I just read Bram Moolenaar’s Seven habits of effective text editing I think his three basic steps are great:

  1. While you are editing, keep an eye out for actions you repeat and/or spend quite a bit of time on.
  2. Find out if there is an editor command that will do this action quicker. Read the documentation, ask a friend, or look at how others do this.
  3. Train using the command. Do this until your fingers type it without thinking.

I imagine there is a similarly awesome checklist on how to optimize code.

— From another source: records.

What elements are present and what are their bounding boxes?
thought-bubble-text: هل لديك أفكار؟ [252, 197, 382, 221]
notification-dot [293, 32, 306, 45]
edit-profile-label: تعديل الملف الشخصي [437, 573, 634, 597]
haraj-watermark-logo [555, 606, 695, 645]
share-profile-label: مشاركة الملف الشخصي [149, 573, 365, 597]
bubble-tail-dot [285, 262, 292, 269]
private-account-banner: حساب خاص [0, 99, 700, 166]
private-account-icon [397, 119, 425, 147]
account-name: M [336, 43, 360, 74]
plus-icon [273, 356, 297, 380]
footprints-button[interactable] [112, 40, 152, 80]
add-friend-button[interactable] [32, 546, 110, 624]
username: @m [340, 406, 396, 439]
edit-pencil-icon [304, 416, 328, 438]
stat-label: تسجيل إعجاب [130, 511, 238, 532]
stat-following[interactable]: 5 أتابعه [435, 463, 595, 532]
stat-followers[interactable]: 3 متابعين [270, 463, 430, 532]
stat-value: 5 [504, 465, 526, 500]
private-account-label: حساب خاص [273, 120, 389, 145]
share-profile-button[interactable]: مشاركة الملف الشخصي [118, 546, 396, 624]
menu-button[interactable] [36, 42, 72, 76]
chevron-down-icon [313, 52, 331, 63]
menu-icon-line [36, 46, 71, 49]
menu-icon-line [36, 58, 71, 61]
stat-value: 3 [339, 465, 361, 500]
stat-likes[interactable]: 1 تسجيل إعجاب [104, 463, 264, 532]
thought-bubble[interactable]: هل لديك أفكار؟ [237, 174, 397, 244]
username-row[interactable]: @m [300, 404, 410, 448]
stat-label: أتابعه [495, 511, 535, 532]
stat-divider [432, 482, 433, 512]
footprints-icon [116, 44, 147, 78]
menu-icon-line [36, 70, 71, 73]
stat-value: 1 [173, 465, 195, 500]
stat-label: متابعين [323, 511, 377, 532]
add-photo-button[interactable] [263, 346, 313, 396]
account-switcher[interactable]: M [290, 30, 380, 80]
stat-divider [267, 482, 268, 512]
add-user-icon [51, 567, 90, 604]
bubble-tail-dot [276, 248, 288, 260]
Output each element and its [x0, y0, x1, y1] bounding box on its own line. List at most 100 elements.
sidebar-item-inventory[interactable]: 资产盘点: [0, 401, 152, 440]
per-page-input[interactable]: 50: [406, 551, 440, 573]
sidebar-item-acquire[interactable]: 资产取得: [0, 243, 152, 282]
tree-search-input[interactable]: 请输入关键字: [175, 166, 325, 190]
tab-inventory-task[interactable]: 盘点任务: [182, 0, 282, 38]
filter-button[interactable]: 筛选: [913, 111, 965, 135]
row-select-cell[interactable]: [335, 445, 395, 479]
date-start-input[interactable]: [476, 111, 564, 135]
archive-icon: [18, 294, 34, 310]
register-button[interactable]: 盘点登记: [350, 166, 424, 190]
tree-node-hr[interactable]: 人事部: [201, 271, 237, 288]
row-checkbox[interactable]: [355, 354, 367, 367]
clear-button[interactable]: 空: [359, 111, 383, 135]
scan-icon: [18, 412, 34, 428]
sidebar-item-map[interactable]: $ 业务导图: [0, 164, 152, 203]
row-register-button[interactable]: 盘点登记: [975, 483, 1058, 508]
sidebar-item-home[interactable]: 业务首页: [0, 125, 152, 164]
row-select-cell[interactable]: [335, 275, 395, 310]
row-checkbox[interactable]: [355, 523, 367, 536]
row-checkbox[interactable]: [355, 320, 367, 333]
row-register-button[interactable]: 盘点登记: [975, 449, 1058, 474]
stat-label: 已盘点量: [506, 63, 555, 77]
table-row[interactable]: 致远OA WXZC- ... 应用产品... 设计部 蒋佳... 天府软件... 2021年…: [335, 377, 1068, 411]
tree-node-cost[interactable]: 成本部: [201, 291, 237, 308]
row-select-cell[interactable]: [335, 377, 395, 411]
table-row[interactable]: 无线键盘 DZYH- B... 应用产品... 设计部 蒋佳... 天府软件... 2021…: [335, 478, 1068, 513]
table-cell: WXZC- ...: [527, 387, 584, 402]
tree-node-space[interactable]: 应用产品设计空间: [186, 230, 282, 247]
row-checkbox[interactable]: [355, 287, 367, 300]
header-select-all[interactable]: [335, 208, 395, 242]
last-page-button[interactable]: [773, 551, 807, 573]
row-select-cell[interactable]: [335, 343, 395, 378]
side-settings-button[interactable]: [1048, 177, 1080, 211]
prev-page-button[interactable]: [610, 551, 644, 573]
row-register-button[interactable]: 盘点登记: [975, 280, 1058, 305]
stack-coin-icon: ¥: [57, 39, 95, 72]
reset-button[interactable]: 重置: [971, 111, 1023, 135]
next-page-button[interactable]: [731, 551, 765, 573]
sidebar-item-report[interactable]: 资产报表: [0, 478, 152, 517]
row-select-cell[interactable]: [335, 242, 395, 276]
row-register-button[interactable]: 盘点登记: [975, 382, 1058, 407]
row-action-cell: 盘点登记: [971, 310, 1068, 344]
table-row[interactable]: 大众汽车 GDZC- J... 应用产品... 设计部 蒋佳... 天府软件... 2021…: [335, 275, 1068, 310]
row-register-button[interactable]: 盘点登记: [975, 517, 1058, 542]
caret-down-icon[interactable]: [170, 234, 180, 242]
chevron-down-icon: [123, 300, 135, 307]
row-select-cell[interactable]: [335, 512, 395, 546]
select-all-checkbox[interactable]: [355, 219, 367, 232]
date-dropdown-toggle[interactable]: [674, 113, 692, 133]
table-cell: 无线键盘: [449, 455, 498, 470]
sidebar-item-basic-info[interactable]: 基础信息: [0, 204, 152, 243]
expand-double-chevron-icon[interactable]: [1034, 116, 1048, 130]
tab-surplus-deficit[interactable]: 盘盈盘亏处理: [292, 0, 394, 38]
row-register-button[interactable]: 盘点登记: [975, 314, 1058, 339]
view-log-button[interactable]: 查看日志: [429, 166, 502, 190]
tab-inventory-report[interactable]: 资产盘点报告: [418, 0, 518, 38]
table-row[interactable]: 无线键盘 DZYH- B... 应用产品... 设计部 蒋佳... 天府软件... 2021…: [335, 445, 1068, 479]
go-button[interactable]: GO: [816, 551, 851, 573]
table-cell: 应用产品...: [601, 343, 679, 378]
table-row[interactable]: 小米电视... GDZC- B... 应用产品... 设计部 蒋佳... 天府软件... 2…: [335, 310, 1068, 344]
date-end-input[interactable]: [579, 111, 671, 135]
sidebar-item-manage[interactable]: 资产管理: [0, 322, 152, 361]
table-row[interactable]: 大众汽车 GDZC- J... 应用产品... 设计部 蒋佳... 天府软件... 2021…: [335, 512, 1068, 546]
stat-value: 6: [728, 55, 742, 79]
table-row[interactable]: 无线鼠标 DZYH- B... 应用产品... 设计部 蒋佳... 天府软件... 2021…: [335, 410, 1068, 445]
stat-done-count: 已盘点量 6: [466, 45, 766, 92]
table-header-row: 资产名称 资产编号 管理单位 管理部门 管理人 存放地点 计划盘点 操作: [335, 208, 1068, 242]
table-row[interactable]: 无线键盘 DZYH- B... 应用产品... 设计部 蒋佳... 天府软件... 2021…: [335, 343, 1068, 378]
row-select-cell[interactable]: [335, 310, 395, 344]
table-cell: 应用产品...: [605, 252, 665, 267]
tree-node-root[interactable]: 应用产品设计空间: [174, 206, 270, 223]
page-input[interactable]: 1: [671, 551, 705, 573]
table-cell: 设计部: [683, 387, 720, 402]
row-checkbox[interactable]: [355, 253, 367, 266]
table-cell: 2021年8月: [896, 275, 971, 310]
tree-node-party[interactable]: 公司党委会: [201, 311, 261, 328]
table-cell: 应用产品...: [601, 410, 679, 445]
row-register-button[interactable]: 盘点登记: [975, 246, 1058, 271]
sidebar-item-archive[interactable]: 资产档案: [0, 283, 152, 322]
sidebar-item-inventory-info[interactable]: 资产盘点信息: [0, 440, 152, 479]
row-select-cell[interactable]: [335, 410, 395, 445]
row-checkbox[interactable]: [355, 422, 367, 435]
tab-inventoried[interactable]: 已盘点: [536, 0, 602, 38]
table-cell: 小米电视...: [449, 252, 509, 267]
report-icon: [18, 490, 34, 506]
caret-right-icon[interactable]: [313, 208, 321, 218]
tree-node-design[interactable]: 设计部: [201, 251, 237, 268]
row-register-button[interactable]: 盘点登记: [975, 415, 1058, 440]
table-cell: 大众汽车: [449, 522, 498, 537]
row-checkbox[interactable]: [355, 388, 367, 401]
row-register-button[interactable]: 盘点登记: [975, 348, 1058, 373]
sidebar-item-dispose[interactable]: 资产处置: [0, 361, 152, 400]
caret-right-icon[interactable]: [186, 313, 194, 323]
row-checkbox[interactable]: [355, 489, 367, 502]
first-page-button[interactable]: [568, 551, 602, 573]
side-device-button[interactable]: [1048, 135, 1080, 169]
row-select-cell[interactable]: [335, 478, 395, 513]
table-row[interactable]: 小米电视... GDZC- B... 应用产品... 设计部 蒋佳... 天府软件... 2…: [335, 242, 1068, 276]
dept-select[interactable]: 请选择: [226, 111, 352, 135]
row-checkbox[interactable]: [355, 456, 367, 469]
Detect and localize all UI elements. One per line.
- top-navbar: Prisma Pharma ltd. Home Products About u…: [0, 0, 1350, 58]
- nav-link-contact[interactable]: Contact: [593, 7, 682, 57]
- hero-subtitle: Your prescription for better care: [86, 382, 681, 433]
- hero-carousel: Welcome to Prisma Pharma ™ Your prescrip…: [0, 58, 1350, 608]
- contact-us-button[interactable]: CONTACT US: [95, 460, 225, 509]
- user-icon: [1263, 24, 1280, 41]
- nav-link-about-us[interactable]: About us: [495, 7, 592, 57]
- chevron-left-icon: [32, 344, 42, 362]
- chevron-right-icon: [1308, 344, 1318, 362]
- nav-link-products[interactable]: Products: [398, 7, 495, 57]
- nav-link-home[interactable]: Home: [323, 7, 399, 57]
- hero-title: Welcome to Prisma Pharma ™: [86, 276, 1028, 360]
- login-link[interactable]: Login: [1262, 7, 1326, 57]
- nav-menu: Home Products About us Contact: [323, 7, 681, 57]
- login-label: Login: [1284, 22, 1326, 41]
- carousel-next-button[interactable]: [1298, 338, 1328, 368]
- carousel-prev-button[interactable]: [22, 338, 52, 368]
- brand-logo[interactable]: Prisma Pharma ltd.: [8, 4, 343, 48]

This post is a collection of some of the commands I use to speed up my workflow.

Emacs

Reload settings without restarting

After modifying emacs settings in ~/.emacs.d/ one can load these changings without restarting emacs with

M-x load-file ~/.emacs.d/init.el

This speeds up emacs customization dramatically.

Org Mode

Pull up this week’s agenda:

C-c a a

Switch to only tasks scheduled for today:

d

Clock in / clock out.

Finish.


How do I change when something is scheduled?

C-c C-s         org-schedule

How do I find tasks that haven’t been scheduled?

C-c a u

With an org file open use M-x describe-bindings to see shortcuts available. Here is a quick reference of bindings I think are important.

C-c $           org-archive-subtree
C-c C-w         org-refile

“A: urgent and important; B: of moderate urgency or importance; or C: pretty much optional…Use the , key to set your tasks’ priorities.”

Custom Views

C-c a c
M-x customize-option org-agenda-custom-commands

Python

Run a single test case

To speed up the edit-test-fix cycle, it is nice to run a single test with nose:

nosetests tests:TestUser

bash

Search command history quickly

Create ~/.inputrc and fill it with this:

"\e[A": history-search-backward
"\e[B": history-search-forward
set show-all-if-ambiguous on
set completion-ignore-case on

This allows you to search through your history using the up and down arrows … i.e. type “cd /” and press the up arrow and you’ll search through everything in your history that starts with “cd /”.

Copied from Jude Robinson.

Search and replace over multiple files

find -name "AGG_STORE*.do" -print | xargs sed -i "s/use transactions_raw\([0-9]\).dta/insheet using transactions_raw\1.csv/g"
find -name "AGG_STORE*.do" -print | xargs sed -i "s/using transactions_raw/using ..\/..\/csvs\/transactions_raw/g"
find -name "AGG_STORE*.do" -print | xargs sed -i "/! gunzip transactions_raw[0-9].dta.gz;/d" AGG_STORE1.do | more

Mount samba share

sudo mount -t smbfs //research/amarder /media/research -o username=amarder,uid=1000

Git

I forked a Git repository, edits were made to the original repo, how do I merge those edits into my fork? Check out stackoverflow.